Nouvelle vague d’évictions de logements au Nunavik, dans le nord du Québec
Alors qu’une crise du logement sévit depuis plusieurs années au Nunavik, la région la plus septentrionale de la province du Québec, l’Office municipal d’habitation Kativik (OMHK) a entrepris une trentaine d’évictions au cours de la dernière semaine.
Entre le 24 et le 29 octobre, l’OMHK a procédé à 33 évictions dans 7 villages de la région nordique, ce qui représente la moitié des communautés inuites de la province. L’organisme régional, qui est chargé à la fois d’administrer et d’entretenir les logements sociaux de 90 % de la population du Nunavik, n’avait pas évincé de locataires depuis 2016.

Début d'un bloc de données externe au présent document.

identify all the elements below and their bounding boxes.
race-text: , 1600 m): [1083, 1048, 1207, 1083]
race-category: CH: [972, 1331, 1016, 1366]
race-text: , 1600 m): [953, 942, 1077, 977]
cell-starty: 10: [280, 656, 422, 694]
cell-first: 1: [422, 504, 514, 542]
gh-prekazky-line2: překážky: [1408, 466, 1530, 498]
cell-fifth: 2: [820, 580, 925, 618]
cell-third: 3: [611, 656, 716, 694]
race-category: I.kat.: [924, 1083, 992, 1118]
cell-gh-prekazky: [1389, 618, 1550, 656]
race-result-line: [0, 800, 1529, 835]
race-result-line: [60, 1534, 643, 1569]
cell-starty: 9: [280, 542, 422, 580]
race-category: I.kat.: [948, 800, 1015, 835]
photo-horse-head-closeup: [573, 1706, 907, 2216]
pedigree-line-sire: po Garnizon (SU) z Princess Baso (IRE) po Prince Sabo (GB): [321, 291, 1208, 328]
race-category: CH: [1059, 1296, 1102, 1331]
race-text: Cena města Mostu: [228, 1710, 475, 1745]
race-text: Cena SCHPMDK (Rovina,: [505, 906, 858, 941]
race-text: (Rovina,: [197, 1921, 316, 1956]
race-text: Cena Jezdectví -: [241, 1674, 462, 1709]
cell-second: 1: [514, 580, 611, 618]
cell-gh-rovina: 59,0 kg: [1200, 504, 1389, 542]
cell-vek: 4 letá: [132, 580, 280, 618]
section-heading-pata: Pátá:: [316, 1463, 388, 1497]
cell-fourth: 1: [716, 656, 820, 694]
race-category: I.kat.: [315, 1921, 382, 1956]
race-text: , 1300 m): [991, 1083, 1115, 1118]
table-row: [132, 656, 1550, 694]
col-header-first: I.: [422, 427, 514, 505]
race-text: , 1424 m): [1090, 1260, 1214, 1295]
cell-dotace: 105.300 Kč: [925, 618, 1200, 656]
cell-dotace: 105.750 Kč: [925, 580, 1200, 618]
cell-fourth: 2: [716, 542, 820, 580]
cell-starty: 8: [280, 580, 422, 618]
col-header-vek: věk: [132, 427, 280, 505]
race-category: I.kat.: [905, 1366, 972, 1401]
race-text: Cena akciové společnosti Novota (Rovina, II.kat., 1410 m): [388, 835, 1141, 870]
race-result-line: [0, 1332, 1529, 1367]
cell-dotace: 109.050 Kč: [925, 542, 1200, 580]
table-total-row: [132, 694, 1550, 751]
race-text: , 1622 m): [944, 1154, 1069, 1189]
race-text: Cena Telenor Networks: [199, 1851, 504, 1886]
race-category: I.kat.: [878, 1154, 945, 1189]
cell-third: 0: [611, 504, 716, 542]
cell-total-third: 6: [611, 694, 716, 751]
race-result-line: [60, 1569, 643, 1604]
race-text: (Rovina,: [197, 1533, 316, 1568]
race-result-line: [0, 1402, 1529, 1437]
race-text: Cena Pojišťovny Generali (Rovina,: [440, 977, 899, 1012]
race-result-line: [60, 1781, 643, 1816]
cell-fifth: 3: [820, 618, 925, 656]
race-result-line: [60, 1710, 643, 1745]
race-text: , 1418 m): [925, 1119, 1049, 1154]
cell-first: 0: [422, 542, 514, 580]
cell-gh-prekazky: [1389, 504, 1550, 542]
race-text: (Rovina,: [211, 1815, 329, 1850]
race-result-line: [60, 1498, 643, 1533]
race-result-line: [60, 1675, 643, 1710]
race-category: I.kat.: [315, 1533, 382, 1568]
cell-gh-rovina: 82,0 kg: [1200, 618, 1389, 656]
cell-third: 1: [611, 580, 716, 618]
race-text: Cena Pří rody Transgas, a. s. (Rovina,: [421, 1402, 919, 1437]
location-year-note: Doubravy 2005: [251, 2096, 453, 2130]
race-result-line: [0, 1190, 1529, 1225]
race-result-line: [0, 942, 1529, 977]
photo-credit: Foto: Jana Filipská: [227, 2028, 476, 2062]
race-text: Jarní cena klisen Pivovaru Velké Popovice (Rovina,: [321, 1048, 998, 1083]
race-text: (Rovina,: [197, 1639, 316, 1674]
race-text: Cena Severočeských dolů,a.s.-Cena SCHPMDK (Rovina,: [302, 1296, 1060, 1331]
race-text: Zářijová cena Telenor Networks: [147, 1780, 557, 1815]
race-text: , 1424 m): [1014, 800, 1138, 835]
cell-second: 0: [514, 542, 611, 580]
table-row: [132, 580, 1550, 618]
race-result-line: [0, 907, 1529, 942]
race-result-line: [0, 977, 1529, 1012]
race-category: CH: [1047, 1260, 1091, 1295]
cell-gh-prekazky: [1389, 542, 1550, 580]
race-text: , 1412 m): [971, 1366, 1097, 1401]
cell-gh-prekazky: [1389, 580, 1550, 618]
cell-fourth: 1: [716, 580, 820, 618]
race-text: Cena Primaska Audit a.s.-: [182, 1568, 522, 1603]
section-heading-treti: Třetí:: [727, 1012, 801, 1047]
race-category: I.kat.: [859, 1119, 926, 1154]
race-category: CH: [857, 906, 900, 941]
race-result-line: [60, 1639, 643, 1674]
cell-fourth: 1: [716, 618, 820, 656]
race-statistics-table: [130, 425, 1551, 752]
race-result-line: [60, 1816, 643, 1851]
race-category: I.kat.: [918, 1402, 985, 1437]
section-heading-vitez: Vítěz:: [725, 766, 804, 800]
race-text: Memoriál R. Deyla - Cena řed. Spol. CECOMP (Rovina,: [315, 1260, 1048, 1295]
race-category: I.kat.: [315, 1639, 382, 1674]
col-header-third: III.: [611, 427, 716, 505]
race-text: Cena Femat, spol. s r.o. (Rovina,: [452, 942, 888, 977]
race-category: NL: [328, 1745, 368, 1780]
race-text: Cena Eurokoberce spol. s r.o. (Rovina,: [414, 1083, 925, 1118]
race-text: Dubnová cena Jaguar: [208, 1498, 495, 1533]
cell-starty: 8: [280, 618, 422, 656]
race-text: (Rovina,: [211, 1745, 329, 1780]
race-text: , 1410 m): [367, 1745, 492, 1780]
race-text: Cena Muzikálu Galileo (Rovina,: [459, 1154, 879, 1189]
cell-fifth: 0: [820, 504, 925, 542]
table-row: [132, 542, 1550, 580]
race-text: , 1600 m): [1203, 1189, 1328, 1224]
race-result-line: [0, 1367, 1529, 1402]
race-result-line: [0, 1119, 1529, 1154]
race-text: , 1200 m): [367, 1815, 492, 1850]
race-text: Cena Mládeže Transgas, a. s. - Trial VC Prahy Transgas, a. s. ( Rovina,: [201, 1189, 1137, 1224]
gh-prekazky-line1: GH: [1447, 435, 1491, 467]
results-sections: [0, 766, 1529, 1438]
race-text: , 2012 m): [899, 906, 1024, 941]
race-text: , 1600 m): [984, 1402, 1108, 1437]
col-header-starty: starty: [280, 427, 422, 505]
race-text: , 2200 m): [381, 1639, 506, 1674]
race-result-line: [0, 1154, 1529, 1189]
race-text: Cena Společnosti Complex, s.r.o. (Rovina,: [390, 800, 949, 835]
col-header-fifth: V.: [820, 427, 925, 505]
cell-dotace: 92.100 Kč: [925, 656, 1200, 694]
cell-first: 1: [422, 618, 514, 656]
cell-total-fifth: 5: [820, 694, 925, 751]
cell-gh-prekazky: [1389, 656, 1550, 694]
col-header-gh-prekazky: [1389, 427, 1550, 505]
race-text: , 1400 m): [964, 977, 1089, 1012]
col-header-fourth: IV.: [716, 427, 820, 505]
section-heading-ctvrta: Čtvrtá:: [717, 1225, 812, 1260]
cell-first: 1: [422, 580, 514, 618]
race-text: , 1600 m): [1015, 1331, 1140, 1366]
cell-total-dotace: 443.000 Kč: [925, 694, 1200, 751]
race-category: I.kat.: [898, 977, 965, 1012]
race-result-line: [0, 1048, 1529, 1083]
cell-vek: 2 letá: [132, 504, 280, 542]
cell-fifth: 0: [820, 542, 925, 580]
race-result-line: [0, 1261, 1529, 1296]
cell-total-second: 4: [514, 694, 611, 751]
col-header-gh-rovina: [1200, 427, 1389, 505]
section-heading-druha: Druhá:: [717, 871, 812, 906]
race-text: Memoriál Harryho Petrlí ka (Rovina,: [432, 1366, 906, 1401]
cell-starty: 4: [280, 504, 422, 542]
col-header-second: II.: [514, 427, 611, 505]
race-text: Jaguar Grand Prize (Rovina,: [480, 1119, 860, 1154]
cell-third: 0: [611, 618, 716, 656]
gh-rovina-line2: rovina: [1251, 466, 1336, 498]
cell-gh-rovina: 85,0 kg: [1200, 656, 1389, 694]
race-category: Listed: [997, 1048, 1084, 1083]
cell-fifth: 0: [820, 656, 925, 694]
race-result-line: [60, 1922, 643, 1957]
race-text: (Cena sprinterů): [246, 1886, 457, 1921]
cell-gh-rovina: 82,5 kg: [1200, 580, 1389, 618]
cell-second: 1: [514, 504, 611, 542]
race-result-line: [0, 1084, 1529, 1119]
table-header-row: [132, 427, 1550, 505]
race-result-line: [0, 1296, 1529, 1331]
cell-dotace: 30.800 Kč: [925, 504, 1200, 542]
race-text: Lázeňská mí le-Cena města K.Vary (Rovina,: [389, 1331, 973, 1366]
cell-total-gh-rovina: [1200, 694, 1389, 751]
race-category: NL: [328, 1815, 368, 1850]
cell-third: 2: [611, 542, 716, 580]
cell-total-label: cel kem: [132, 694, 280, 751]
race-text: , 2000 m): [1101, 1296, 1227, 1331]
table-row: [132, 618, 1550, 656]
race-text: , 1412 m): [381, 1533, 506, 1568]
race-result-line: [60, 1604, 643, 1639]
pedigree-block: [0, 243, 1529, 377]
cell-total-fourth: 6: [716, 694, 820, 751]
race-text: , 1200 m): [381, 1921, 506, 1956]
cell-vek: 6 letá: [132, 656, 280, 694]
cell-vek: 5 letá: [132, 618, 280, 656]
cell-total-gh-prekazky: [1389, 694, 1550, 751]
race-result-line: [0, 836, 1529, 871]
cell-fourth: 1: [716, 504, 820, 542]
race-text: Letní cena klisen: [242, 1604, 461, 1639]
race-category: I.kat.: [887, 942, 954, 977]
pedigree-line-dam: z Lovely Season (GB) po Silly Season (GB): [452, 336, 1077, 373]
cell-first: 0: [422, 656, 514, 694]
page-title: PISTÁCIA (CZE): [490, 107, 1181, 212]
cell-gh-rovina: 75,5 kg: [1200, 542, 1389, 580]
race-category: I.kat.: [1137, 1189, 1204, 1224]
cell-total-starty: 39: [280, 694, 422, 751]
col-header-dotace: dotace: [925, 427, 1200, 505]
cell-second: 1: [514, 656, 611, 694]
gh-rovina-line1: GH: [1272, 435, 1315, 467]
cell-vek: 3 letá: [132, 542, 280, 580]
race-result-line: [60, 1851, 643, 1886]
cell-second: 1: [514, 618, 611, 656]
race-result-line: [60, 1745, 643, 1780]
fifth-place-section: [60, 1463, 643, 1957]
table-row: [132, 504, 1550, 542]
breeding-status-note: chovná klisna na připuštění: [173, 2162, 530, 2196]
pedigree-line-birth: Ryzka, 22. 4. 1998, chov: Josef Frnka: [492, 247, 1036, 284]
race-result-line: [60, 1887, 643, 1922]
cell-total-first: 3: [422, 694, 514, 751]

« Je pense que ces évictions ont eu lieu au mauvais moment, surtout avec l’arrivée de la neige et du froid », déplore Shaomik Inukpuk, le gérant municipal du village d’Inukjuak qui a été touché par deux cas d’éviction depuis les derniers jours.
- Inukjuak : 2
- Kangiqsualujjuaq : 1
- Kuujjuaq : 9
- Kuujjuarapik : 8
- Puvirnituq : 6
- Quaqtaq : 2
- Salluit : 5
« On s’entend tous pour dire que ce n’est pas l’idéal », admet la directrice générale de l’Office municipal d’habitation Kativik, Marie-France Brisson, en entrevue téléphonique depuis Kuujjuaq.
Cette dernière précise que les personnes expulsées étaient généralement des personnes seules ou des couples. « On n’a pas mis d’enfants ou de vieillards à la rue », confirme pour sa part l’agente de liaison avec les communautés pour l’OMHK, Sonia Gosselin.
« Ce n’est plaisant pour personne, mais on considère que les devoirs ont été réellement faits et que l’information à la population a mené à un succès », croit Marie-France Brisson, en faisant référence à la dernière campagne de sensibilisation lancée par l’office municipal, aux équipes déployées sur le terrain ou encore à la diffusion d’information par le biais des radios communautaires.
« Par contre, le message demeure le même : l’importance de payer un loyer », insiste-t-elle.
Avant d’expulser de leur logement les non-payeurs, l’Office municipal d’habitation Kativik doit déployer des agents de liaison et transmettre des lettres aux locataires pour leur proposer une entente de paiement. Si les résidents ne concluent aucune entente, un avis de signification est envoyé au domicile par l’intermédiaire d’un huissier. Les locataires ont alors cinq jours pour quitter leur logement.
Les loyers résidentiels au Nunavik, dont les échelles de prix sont proportionnelles aux revenus annuels des locataires, varient entre environ 100 $ et 900 $.
Les évictions, un poids de plus pour les logements surpeuplés
Le gérant municipal du village d’Inukjuak, Shaomik Inukpuk, indique que les personnes évincées sont habituellement hébergées chez des membres de leur famille.
« On sait qu’en général, ça peut causer des surpeuplements dans les maisons à cause de la pression familiale », complète le secrétaire-trésorier de Kuujjuarapik, Pierre Roussel.
En 2016, un peu plus de la moitié des 11 795 Inuits du Nunavik vivaient dans un logement surpeuplé. Dans plusieurs communautés inuites, enfants, aînés et parents cohabitent parfois dans des maisons de deux à trois chambres à coucher. Le dernier recensement de Statistique Canada rapportait qu’ils étaient en moyenne 11 % à résider dans une maison où il manquait deux chambres à coucher.
Ces conditions de vie ont notamment des répercussions sur la santé des résidents, comme l’a démontré la résurgence de la tuberculose, une maladie infectieuse connue pour ses ravages jusqu’aux années 1950.
Selon la Régie régionale de la santé et des services sociaux du Nunavik, le taux d’incidence de la tuberculose chez les Inuits du Nunavik est de 100 à 300 fois plus élevé que celui du reste du Québec, et la quasi-totalité des 14 communautés nordiques ont recensé des cas dans les dernières années.
« C’est extrêmement difficile dans notre communauté »
En plus du surpeuplement des logements, Shaomik Inukpuk estime que le problème des non-paiements de loyers est aussi alimenté par le coût élevé de la vie au Nunavik et par le manque criant d’emplois dans plusieurs communautés.
« Les évictions sont les dernières ressources [dont dispose l’Office municipal d’habitation Kativik], mais ça ne nous aide en aucun cas, souligne-t-il. Ça ne fait qu’aggraver les problèmes que nous tentons de régler. »
Shaomik Inukpuk croit que l’une des solutions pour remédier au fléau des évictions serait de créer davantage d’emplois dans les communautés.
En 2011, le taux de chômage au Nunavik atteignait plus de 14 %, selon la Chaire de recherche du Canada sur la condition autochtone comparée.